Eles acabaram dando a Bennett um medicamento de último recurso chamado cidofovir, às vezes usado em pacientes com AIDS. E como seu sistema imunológico estava tão fraco, eles também lhe deram imunoglobulina intravenosa – anticorpos coletados de doadores de sangue.
Bennett parecia melhor 24 horas depois e estava sentado em uma cadeira, “então estávamos todos relaxando – evitamos aquele solavanco”, diz Griffith. Mas o alívio não durou muito. Uma semana depois, o de Bennett parecia terrível novamente e seu coração começou a falhar.
Agora Griffith se pergunta se Bennett foi atingido pela mesma síndrome vista anteriormente em babuínos que receberam corações de porco infectados. De alguma forma, o vírus desencadeia uma resposta inflamatória mais ampla, causando inchaço e outros efeitos.
Fishman, do Mass General, diz pelo que ouviu sobre o caso de Bennett, “parece que a síndrome foi causada pelo vírus”.
Ainda assim, é muito cedo para dizer com certeza por que Bennett morreu e os pesquisadores ainda estão vasculhando pistas complexas e contraditórias. Os médicos também temem que tenham cometido um erro ao dar-lhe anticorpos humanos – algo que fizeram duas vezes. Testes posteriores mostraram que esses produtos sanguíneos continham alguns anticorpos anti-porco e podem ter danificado o órgão também.
Mesmo assim, Griffith disse que uma biópsia do coração de porco de Bennett no final do experimento não mostrou sinais reveladores de que havia sido rejeitado por seu sistema imunológico – que sempre foi o maior medo, e o que os porcos especiais editados por genes foram projetados para evitar em primeiro lugar.
Em vez disso, o padrão de danos – que foi incomumente “sem graça”, de acordo com Griffith – foi semelhante ao observado nos babuínos alemães. Durante sua apresentação, Griffith pintou um quadro de como a síndrome viral pode ter causado a falha do coração – começando com aquele “blip” inesperado em um resultado de teste, evoluindo para uma infecção maior e depois liberando uma cascata prejudicial de inflamação.

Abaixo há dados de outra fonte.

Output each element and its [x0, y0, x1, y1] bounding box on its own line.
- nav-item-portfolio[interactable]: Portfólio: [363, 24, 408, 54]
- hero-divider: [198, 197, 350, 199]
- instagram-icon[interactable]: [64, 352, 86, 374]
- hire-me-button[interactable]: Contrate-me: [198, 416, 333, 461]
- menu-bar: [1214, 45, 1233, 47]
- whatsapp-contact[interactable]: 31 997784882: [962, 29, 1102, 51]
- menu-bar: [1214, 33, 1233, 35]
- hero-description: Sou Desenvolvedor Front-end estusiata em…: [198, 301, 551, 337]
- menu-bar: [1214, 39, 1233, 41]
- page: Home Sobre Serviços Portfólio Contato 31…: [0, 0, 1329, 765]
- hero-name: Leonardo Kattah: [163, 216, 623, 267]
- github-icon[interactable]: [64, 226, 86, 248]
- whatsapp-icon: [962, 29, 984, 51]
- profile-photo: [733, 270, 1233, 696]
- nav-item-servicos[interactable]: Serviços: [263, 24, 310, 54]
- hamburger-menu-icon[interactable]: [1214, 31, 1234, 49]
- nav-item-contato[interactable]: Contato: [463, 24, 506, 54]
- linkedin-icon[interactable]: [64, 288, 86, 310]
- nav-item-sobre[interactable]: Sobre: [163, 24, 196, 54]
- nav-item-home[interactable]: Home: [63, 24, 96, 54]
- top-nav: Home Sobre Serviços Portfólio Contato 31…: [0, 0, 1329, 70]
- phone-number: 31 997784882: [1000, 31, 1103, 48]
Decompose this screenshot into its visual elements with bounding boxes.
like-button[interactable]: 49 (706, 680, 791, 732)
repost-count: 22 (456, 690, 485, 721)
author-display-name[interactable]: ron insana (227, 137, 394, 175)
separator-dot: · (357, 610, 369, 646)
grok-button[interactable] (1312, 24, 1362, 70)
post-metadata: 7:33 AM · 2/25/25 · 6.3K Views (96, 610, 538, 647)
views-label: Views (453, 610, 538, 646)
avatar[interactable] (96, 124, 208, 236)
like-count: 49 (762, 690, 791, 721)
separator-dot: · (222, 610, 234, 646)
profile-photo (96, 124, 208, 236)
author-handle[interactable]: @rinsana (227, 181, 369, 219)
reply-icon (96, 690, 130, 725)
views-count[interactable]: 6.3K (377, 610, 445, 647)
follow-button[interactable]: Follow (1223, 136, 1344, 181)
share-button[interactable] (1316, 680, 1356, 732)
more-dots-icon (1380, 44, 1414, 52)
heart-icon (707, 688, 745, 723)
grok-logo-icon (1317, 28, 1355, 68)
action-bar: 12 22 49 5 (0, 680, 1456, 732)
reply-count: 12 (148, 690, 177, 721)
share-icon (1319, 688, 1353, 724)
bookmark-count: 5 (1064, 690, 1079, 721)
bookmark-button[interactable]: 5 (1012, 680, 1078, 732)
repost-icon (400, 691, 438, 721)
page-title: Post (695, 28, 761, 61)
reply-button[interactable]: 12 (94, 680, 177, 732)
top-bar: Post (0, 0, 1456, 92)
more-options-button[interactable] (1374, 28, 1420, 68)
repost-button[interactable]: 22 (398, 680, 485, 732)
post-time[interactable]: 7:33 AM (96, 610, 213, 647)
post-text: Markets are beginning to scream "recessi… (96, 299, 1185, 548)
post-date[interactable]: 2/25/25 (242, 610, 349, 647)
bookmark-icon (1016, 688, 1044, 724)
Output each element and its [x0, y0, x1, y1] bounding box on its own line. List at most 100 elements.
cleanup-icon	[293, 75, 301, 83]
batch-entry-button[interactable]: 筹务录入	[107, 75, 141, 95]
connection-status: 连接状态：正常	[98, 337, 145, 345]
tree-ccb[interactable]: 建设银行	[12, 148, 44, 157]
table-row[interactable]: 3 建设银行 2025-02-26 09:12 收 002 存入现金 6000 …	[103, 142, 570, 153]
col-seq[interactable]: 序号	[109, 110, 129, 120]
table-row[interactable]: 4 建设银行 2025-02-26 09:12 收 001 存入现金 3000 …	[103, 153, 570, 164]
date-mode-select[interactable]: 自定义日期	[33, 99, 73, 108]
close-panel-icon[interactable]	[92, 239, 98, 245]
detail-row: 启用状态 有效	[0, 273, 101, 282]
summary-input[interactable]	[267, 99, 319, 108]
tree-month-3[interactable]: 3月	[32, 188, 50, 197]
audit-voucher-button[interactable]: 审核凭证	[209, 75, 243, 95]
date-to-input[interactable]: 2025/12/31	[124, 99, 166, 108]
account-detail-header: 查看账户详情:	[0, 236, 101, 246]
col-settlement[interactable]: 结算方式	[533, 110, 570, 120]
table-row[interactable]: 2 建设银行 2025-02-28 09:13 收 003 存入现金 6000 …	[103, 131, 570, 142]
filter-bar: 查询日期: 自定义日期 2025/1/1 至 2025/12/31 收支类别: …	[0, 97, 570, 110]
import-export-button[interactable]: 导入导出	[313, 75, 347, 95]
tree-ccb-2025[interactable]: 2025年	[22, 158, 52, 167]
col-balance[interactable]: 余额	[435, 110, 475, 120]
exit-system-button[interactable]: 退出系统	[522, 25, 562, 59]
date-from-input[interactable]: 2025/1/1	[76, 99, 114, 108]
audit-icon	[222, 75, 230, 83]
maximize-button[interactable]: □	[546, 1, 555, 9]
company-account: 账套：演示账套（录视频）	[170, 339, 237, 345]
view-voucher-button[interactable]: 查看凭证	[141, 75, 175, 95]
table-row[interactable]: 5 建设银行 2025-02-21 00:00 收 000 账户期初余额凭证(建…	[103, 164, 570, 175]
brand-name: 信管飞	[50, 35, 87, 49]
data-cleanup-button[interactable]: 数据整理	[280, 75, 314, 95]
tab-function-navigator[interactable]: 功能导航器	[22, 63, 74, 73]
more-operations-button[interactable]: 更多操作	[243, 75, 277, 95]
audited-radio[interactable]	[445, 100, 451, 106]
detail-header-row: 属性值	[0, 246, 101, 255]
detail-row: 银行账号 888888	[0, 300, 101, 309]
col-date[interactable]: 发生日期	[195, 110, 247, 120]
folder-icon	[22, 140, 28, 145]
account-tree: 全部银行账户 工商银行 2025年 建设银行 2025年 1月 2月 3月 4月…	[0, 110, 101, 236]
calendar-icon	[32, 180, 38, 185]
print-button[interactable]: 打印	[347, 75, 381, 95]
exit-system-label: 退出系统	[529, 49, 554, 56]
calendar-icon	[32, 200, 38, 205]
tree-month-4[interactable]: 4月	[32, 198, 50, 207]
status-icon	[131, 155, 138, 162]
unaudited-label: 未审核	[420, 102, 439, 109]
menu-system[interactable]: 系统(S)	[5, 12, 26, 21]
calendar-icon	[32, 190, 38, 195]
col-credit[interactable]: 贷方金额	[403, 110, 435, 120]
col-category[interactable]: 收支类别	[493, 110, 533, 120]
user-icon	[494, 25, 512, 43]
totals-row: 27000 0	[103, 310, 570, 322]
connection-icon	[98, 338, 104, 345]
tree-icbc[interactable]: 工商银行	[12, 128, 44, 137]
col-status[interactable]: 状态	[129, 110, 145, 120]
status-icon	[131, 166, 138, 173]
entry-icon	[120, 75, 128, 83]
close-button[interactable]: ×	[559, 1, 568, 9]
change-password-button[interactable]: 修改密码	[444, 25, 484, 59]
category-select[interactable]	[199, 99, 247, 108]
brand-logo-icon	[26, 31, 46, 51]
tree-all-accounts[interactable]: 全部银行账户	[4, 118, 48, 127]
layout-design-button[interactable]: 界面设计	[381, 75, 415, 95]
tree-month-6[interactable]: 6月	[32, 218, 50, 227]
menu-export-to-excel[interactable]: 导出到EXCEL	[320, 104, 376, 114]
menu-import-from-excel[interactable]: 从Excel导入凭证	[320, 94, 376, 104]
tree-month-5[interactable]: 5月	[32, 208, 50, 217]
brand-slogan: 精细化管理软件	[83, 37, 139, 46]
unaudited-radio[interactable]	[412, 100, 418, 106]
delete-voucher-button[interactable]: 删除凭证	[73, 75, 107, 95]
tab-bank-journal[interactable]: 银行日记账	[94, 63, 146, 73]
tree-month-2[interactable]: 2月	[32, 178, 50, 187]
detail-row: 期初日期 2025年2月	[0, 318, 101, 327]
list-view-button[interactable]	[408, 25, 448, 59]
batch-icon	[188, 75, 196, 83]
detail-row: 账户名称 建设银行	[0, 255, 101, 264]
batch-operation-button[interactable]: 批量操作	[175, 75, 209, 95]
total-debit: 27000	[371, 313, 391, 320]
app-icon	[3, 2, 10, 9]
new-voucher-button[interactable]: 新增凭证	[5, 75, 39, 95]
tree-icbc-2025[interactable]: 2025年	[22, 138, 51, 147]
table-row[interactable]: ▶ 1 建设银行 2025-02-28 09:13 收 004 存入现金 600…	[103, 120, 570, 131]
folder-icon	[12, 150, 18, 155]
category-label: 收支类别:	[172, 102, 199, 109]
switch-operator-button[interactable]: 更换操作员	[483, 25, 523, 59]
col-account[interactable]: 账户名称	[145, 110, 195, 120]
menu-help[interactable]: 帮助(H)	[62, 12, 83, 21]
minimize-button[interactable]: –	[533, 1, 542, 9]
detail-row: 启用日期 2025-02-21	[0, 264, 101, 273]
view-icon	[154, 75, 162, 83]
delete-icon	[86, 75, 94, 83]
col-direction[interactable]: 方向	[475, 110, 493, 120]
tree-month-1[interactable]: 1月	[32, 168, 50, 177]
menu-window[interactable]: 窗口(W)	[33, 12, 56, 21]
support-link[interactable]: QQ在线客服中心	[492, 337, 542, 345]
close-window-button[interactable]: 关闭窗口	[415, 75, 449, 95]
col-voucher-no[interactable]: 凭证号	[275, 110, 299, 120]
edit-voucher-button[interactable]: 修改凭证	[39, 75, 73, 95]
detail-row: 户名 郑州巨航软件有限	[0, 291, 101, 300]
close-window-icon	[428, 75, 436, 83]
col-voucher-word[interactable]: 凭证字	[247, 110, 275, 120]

“Pessoalmente, suspeito que ele desenvolveu um vazamento capilar em resposta à sua explosão inflamatória, e isso encheu seu coração de edema, o edema se transformou em tecido fibrótico e ele entrou em insuficiência cardíaca diastólica grave e irreversível”, disse Griffith.
Os pesquisadores envolvidos disseram que o procedimento valeu a pena por causa dos “insights inestimáveis” que obtiveram. Em um comunicado divulgado pela universidade em março, o filho de Bennett compartilhou sentimentos semelhantes. “Também esperamos que o que foi aprendido com sua cirurgia beneficie futuros pacientes e esperamos que um dia acabe com a escassez de órgãos que custa tantas vidas a cada ano” , disse ele .
No entanto, a presença do vírus – cujos riscos já estavam bem documentados – agora pode ser um fator nas perguntas de algumas pessoas sobre se o experimento deveria ter ocorrido. “É uma grande bandeira vermelha”, diz Arthur Caplan, bioeticista da Universidade de Nova York. Se os médicos não podem prevenir ou controlar a infecção, “então tais experimentos são difíceis de justificar”. Caplan diz que está preocupado se o procedimento arriscado foi apropriado, já que Bennett estava se agarrando à vida e sua capacidade de consentir ou encerrar sua participação não está clara.
Os médicos de Bennett o chamaram de voluntário ousado que mostrou muita luta. “Essas perdas são difíceis”, disse Griffith durante o webinar. “Este era um paciente. Não foi um experimento para nós. Tudo o que ele queria era viver. Na verdade, ele era um cara tão engraçado. No caminho para o transplante de coração de porco, ele olhou para mim e disse diretamente: ‘Tem certeza de que não posso conseguir um coração humano?’”
O conteúdo O coração de porco editado por genes dado a um paciente moribundo foi infectado com um vírus de porco aparece primeiro em Legião Tec.